Kodicare

Evaluating search systems requires setting up an environment: select a paradigm, metrics, a dataset, etc. The choice of an environment is rarely motivated objectively, and the impact of its variations (choosing a dataset against another, altering one) is rarely measured. Such objectivity comes from a quantifiable understanding of the differences between datasets, documents, or test queries. In Kodicare, we generically call such difference “knowledge delta”. Evaluation of several environments, knowing their knowledge deltas, leads to measuring and qualifying “results deltas”. Online systems require continuous evaluation with a stable and meaningful environment; which guarantees the reproducibility and explainability of systems results. The environment and result deltas will be able to support such continuous evaluation, and to provide explanations. The theoretical results will be confronted to real cases defined by a French company that deploys a web search engine (Qwant). Project is funded by ANR.

MATERIAL (Machine Translation for English Retrieval of Information in Any Language)

The MATERIAL Program seeks to develop methods for finding speech and text content in low-resource languages that is relevant to domain-contextualized English queries. Such methods must use minimal training data and be rapidly deployable to new languages and domains. Content that is responsive to the queries will be returned from multiple genres along with succinct summaries in English. The overall end-to-end capability will enable monolingual triage of multilingual datasets. Project was funded by IARPA.

Interactive information retrieval in audiovisual dialogue corpora

The project is aimed at the information retrieval in audiovisual corpora. The main focus was put on research of interactive methods of information retrieval. These methods should enable users to interactivelly specify and modify their search queries. The possibilities of automatic generation of the topics based on available metadata and audio and visual information will be studied as well as clustering of the topics into the larger units. Automatically generated topics will then be available for the users in the interactive interface. Users corrections will then be used for the evaluation and for the further improvement of the methods. The project was supported by the The Charles University Grant Agency.

CEMI (Center for large-scale multi-modal data interpretation)

The project aims at exploiting large collections of unlabeled multi-modal data, mainly video footage, to further state-of-the-art in video, audio and natural language understanding, interpretation, annotation and retrieval by combining unsupervised and semi-supervised learning. It will address problems that are very difficult (some probably impossible) to solve in a single modality by adopting an interdisciplinary approach. Progress in individual areas - vision, language and speech will be achieved by co-training and by exploiting results of other modalities as cross-training data. For efficient processing of large data collections, the project will also concern generic problems of organization, indexing, and searching based on similarity that is critical for building real-life applications. The consortium comprises internationally-recognized groups possessing cutting edge expertise in the research areas. The project will benefit from sharing of expertise, data, and methodologies. Besides scientific results presented in publications, two demonstrators will be produced. The project was supported by The Czech Science Foundation.

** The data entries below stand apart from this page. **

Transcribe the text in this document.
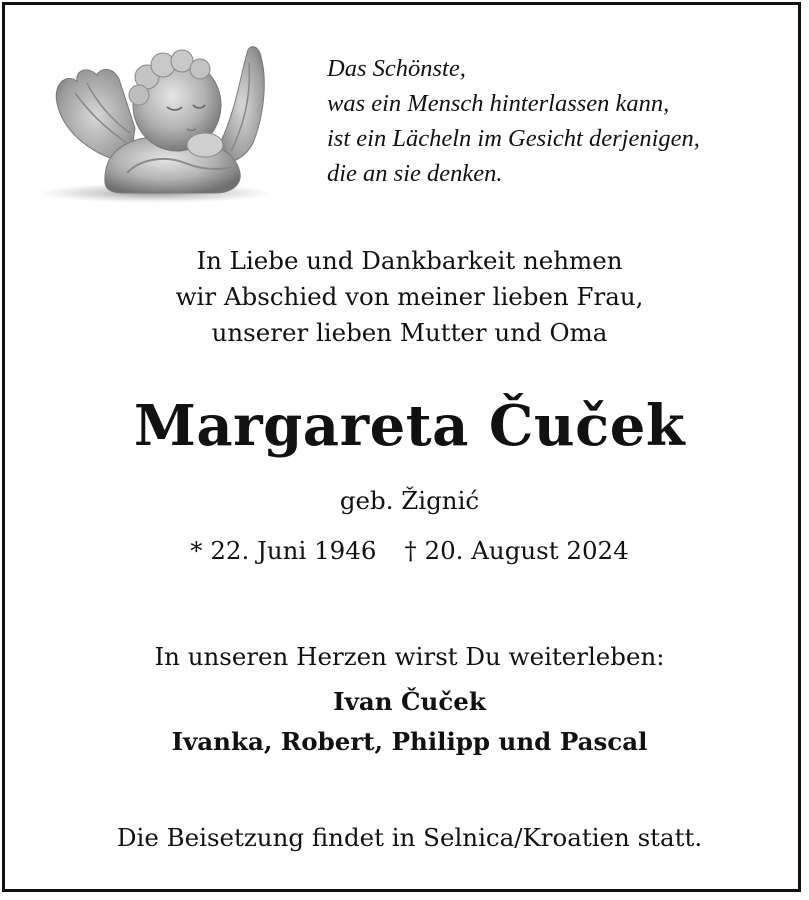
Das Schönste,
was ein Mensch hinterlassen kann,
ist ein Lächeln im Gesicht derjenigen,
die an sie denken.
In Liebe und Dankbarkeit nehmen
wir Abschied von meiner lieben Frau,
unserer lieben Mutter und Oma
Margareta Čuček
geb. Žignić
* 22. Juni 1946 † 20. August 2024
In unseren Herzen wirst Du weiterleben:
Ivan Čuček
Ivanka, Robert, Philipp und Pascal
Die Beisetzung findet in Selnica/Kroatien statt.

AMALACH (ASR- and MT-based Access to a Large Archive of Cultural Heritage)

The aim of the project AMALACH (ASR- and MT-based Access to a Large Archive of Cultural Heritage) is to design and implement software tools for facilitating access into a large collection of videos, interviews with holocaust survivors. The archive, now hosted at University of Southern California, Shoah Foundation Institute, contains more than 110 thousand hours of recordings in 32 languages. About half of the interviews are held in English and Czech amounts to approximately one thousand hours. Current access methods allow to search for keywords listed in a pre-defined dictionary (thesaurus) because snippets of the recordings were manually tagged with these keywords. The coverage of this manual labelling is however insufficient especially in the Czech part of the archive. The project AMALACH thus aims to use advanced methods of automatic speech recognition (ASR) and machine translation (MT) to enable search in at least all the Czech and English recordings. The project was supported by the Ministry of Culture Czech Republic.

EuroMatrix+

The project’s focus was on “bringing MT to the user”. The open-source system Moses, the SMT toolkit most widely adopted not only by academia but also by the translation industry, was further developed by the project. In addition to cutting-edge research in SMT and hybrid approaches to MT, in which rule-based and statistical components are combined in various ways to benefit from the strengths of both approaches, the project has organized several “MT Marathons” and continued the annual evaluation campaigns with shared tasks on burning issues, all widely recognized by the field. The organization of specialized workshops with industrial users, the release of resources and software and a total of 196 scientific publications complement the success story of EuroMatrixPlus. Project was funded by the European Commission’s Seventh Framework Programme.